Bradbury believes that in our current economic climate, fully funding schools "is unavoidably going to take new revenue sources—whether that's taxes or not. If I said it wasn't, I would be a complete crazy man." The likelihood of Measures 66 and 67 (increases in personal income taxes for the rich and corporate taxes) to eke out wins in the special election on January 26 show that Bradbury's thinking may actually be with the majority. (For the record, both Bradbury and Kitzhaber supported these measures.)

Education is a personal issue for Bradbury. One of his two sisters and his wife's sister are both teachers, and his brother-in-law is a deputy secretary of education in Washington, DC. But, Bradbury's passion for education may have even more to do with the role that teachers played in his own life.

At age 10, Bradbury's parents died in a car crash. He and his sisters were immediately taken in by an aunt and uncle, but he remained inconsolable. "I think it's honest to say I didn't smile through all of fourth grade," he recalls. His teacher Ms. Swan was the first person who, after many attempts, got him to laugh again. He credits her with showing him that life could go on.

BRADBURY, THE ENVIRONMENT, AND AL GORE

Prior to his emergence in politics, Bradbury owned a seafood restaurant in Bandon, Oregon—a city on the state's southern coast. This is the region he would later serve as a state representative. Living here deepened his appreciation for the Oregon landscape, whose protection would become a hallmark of his career. However, at the time, fighting skyrocketing unemployment among the area's blue-collar workforce, he suggested mining its natural resources. His first campaign slogan was the optimistic pledge: "Natural resources are our biggest asset on the South Coast. By utilizing these renewable resources, we can gain energy independence and also create jobs for our people."

Today, the symbiosis of environmental and economic policy is a well-established feature of sustainable development. "That is just so exciting to me!" says Bradbury, who lists the convergence as another fundamental reason for his candidacy.

In the past, the majority of Bradbury's direct environmental work has occurred while he was out of elected office. During his governmental hiatus from 1995-1999, he founded For the Sake of the Salmon and led its fight for preserving and restoring wild salmon runs and habitats in the Pacific Northwest. (He won't even eat farmed salmon.)

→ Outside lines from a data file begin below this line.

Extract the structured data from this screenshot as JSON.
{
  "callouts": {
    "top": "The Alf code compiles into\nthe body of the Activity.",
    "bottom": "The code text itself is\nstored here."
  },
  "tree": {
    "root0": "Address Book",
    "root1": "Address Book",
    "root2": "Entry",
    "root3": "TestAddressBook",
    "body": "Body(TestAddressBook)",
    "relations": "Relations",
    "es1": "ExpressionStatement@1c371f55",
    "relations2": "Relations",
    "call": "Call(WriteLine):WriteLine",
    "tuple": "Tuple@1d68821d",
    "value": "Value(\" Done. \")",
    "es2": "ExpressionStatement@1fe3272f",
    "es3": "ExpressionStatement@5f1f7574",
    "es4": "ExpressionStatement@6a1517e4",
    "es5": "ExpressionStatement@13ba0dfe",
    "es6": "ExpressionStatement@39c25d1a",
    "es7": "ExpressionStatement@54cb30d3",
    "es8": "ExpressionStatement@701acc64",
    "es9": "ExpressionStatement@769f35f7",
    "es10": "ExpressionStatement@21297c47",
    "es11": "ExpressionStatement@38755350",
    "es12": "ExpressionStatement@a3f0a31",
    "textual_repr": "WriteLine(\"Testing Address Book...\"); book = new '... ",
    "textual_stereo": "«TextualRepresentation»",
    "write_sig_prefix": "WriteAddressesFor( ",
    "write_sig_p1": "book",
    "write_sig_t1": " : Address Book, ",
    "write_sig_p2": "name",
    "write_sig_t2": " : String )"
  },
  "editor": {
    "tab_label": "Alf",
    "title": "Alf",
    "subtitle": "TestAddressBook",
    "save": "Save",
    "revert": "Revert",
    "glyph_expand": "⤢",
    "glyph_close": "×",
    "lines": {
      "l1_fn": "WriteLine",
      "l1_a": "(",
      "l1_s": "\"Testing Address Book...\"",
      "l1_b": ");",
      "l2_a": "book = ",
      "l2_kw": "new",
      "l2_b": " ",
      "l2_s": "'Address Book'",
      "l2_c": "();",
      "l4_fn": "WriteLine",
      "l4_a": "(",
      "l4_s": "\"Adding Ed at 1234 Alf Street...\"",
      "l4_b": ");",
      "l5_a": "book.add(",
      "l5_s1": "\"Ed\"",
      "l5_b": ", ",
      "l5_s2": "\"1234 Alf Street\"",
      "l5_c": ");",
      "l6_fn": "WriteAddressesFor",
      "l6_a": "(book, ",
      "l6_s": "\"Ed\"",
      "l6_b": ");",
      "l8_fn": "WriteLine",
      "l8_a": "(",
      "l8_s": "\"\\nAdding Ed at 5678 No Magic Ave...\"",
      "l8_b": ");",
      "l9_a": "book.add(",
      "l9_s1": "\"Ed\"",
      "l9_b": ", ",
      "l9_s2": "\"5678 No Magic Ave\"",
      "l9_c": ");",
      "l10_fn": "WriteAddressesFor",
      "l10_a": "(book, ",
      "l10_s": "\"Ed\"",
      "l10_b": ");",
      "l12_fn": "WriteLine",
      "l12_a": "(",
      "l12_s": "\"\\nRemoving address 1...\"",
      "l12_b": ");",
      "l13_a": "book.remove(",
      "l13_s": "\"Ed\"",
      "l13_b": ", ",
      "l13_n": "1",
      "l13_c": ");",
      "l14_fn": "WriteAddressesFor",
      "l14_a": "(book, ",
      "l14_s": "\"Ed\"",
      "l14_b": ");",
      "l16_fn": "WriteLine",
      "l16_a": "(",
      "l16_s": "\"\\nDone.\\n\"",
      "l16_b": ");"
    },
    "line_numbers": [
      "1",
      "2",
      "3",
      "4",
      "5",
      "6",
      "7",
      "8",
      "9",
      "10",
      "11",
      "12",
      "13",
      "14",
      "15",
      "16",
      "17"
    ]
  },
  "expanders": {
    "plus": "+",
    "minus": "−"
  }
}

In the last three years, Bradbury has taken his environmental advocacy across the country, delivering over 200 presentations of Al Gore's lessons on climate change (which both deepens and drains from the significance of Gore's endorsement of Bradbury). Traveling around the country as a foot soldier in Gore's green brigade, Bradbury speaks at venues large and small. His efforts reveal a conviction that personal engagement is an effective strategy for changing minds and refining policy ideas. This also comes out in his governing style.

"I really get in there," he says. "And I work with all kinds of people and we develop a solution. It's really a hands-on kind of approach."

If all else fails, Bradbury wants people to know him. If he learned one lesson from losing—badly losing—the 2002 US Senate race, it was that his campaign should be less about avoiding missteps and more about showing who he is. As the winner of this glowing feature in the 2009 Mercury charity auction, he's inched one sizable, generous donation closer to that goal.